Jesse Anderson

No. 88, 89, 81
- Position:: Tight end

Personal information
- Born:: July 26, 1966 (age 59) West Point, Mississippi, U.S.
- Height:: 6 ft 2 in (1.88 m)
- Weight:: 245 lb (111 kg)

Career information
- High school:: West Point
- College:: Mississippi State
- NFL draft:: 1990: 4th round, 87th pick

Career history
- Tampa Bay Buccaneers (1990–1992); Pittsburgh Steelers (1992); Green Bay Packers (1993); New Orleans Saints (1993);

Career highlights and awards
- Second-team All-SEC (1989);

Career NFL statistics
- Receptions:: 11
- Receiving yards:: 150
- Touchdowns:: 2
- Stats at Pro Football Reference

= Jesse Anderson (American football) =

American football player (born 1966)

Jesse Lemond Anderson (born July 26, 1966) is an American former professional football player who was a tight end in the National Football League (NFL).
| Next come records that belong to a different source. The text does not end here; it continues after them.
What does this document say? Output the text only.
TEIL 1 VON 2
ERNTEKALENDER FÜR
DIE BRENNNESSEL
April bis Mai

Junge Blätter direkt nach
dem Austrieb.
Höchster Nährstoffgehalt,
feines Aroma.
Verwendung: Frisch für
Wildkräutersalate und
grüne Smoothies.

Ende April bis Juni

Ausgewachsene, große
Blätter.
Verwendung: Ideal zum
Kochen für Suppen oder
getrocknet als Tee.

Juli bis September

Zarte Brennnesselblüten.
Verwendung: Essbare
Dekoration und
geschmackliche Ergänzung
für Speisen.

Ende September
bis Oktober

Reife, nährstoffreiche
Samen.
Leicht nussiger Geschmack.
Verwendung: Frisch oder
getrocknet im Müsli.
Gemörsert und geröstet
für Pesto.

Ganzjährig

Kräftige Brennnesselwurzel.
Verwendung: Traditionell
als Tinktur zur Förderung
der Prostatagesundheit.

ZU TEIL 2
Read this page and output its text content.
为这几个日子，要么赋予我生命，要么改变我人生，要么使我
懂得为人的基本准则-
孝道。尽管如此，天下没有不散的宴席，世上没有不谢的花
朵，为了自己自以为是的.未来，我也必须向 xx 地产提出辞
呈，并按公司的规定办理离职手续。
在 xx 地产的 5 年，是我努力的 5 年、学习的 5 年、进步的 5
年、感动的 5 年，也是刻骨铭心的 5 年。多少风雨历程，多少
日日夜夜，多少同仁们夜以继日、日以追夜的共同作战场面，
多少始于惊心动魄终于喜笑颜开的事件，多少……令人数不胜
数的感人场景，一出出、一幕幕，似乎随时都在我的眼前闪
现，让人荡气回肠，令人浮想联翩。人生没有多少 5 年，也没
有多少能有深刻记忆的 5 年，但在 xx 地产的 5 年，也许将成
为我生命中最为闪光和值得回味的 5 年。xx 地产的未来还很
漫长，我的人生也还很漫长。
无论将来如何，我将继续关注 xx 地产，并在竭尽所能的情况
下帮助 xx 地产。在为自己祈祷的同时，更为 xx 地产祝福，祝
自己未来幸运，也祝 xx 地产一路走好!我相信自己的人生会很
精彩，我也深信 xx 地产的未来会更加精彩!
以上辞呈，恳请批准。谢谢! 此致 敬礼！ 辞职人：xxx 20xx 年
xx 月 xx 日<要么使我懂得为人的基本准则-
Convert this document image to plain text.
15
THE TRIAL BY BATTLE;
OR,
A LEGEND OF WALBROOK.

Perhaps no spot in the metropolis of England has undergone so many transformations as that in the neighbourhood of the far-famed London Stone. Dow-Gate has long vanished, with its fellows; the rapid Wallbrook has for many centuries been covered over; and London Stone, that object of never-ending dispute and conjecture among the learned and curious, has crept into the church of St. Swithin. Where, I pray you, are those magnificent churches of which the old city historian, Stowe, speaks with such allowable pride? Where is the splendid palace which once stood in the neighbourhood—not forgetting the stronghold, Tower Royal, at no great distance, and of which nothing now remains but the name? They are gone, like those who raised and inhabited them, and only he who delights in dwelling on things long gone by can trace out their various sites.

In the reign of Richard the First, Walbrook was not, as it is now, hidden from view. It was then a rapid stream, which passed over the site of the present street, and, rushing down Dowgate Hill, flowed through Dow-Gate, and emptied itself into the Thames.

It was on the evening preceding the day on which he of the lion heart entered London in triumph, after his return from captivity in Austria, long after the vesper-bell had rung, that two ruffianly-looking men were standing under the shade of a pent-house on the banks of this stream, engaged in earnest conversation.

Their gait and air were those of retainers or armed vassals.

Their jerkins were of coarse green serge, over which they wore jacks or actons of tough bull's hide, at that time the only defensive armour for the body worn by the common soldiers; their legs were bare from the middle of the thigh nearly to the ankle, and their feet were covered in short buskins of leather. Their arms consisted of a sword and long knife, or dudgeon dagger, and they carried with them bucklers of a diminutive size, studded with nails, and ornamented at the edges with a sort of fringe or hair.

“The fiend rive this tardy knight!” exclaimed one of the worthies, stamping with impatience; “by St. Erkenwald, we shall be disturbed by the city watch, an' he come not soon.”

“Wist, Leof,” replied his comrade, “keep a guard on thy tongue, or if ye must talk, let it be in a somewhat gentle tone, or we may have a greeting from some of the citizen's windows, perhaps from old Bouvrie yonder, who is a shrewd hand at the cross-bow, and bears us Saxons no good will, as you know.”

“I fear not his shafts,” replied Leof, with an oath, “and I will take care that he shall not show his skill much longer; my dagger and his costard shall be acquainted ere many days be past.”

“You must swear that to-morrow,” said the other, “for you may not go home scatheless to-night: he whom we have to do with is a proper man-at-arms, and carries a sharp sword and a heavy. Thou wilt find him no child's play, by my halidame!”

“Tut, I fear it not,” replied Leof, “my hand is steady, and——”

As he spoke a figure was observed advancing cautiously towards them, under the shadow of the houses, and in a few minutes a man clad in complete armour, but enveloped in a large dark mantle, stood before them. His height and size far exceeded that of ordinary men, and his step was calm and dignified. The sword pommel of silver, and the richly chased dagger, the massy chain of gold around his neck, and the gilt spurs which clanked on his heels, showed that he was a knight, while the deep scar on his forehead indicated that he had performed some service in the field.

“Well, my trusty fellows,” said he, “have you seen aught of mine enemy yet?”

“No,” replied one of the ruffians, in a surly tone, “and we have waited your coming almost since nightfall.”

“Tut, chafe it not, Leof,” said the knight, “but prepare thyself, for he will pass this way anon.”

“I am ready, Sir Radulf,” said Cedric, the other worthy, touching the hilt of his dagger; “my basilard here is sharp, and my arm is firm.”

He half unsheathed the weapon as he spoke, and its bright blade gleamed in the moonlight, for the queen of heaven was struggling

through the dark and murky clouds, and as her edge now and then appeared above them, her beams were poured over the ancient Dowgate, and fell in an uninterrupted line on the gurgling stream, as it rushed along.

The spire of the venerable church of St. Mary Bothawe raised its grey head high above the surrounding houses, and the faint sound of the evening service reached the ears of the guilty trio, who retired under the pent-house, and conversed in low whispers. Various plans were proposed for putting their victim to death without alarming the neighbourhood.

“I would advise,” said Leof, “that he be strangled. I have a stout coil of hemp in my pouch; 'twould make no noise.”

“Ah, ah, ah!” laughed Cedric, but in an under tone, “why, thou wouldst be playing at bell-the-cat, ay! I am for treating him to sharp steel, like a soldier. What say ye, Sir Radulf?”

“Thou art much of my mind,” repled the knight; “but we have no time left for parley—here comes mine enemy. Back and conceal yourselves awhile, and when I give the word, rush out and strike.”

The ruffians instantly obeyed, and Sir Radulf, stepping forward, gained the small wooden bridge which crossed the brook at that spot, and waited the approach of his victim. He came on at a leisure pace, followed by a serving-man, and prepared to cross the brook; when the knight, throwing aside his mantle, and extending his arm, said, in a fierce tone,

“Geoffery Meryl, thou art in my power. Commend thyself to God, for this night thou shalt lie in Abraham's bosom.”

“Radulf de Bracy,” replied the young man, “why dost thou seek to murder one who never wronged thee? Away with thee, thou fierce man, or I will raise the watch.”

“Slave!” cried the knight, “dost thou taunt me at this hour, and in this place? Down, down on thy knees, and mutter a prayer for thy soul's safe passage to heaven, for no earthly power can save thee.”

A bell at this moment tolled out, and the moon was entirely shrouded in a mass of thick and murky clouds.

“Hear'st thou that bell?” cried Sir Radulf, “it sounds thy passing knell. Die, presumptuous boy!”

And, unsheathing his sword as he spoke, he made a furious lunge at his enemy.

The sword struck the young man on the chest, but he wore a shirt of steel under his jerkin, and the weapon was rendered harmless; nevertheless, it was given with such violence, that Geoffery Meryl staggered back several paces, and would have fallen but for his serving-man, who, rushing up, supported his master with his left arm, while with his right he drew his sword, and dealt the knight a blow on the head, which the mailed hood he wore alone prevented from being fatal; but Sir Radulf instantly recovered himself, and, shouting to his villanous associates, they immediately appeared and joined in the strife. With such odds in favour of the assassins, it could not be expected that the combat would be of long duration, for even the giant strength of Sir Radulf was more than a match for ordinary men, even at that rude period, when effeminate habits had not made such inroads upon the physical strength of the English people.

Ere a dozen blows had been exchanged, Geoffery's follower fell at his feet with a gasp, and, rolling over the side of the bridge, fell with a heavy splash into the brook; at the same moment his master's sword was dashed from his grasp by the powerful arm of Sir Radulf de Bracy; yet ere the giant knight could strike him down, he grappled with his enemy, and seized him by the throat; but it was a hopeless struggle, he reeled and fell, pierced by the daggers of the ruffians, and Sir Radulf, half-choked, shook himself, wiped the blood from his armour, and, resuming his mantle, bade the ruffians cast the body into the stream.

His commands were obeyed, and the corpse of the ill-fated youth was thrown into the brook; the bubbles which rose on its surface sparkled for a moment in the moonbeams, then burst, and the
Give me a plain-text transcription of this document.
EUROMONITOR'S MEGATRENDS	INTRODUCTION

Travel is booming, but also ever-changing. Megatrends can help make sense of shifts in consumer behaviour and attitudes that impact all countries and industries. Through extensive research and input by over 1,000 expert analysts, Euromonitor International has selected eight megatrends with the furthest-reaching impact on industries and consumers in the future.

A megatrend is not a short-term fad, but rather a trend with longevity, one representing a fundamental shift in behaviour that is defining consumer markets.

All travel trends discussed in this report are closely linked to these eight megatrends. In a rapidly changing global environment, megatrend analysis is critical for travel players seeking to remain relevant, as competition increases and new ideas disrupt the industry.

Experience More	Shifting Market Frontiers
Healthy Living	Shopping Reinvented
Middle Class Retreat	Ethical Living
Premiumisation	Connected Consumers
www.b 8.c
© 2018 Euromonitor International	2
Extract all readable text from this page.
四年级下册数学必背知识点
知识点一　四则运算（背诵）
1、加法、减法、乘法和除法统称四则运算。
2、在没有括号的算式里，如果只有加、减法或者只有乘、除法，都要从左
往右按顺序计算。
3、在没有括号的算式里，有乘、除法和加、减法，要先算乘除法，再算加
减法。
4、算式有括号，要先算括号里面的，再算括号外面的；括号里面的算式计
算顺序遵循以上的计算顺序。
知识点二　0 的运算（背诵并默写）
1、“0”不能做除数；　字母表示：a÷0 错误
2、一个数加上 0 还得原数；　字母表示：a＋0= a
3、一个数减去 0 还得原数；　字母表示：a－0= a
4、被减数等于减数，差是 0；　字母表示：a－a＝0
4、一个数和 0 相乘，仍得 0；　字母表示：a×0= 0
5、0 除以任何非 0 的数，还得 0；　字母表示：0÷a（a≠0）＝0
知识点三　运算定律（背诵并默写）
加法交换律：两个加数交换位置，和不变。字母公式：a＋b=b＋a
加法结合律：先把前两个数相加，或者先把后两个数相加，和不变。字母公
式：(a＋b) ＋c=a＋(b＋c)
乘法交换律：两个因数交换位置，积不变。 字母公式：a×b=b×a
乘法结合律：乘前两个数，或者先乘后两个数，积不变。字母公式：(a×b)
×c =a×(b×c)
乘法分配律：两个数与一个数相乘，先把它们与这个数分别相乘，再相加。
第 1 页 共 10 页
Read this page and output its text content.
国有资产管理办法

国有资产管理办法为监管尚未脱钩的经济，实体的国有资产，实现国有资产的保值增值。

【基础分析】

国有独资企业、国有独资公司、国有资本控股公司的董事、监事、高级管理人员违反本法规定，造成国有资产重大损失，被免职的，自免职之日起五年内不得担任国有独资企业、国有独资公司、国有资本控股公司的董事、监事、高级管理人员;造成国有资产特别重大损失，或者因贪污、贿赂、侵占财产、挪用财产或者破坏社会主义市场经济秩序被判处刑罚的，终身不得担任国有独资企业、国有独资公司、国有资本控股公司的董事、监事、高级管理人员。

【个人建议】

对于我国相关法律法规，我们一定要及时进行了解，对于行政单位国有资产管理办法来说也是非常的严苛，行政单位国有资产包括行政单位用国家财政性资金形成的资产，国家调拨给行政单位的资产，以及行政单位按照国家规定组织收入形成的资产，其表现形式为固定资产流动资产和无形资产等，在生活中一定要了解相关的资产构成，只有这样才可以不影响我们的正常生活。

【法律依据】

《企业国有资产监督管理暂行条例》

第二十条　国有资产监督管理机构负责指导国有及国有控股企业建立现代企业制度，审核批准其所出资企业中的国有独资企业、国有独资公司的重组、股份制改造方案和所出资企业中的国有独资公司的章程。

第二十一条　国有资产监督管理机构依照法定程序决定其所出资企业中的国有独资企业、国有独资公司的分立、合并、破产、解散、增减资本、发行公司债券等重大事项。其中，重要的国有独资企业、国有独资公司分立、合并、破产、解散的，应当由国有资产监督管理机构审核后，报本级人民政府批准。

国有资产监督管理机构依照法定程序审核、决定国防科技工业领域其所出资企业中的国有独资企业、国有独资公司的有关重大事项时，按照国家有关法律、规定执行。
He played college football for the Mississippi State Bulldogs. He was selected by the Tampa Bay Buccaneers in the fourth round of the 1990 NFL draft with the 87th overall pick. He and subsequently spent time with the Pittsburgh Steelers, the Green Bay Packers, and the New Orleans Saints before retiring in 1993.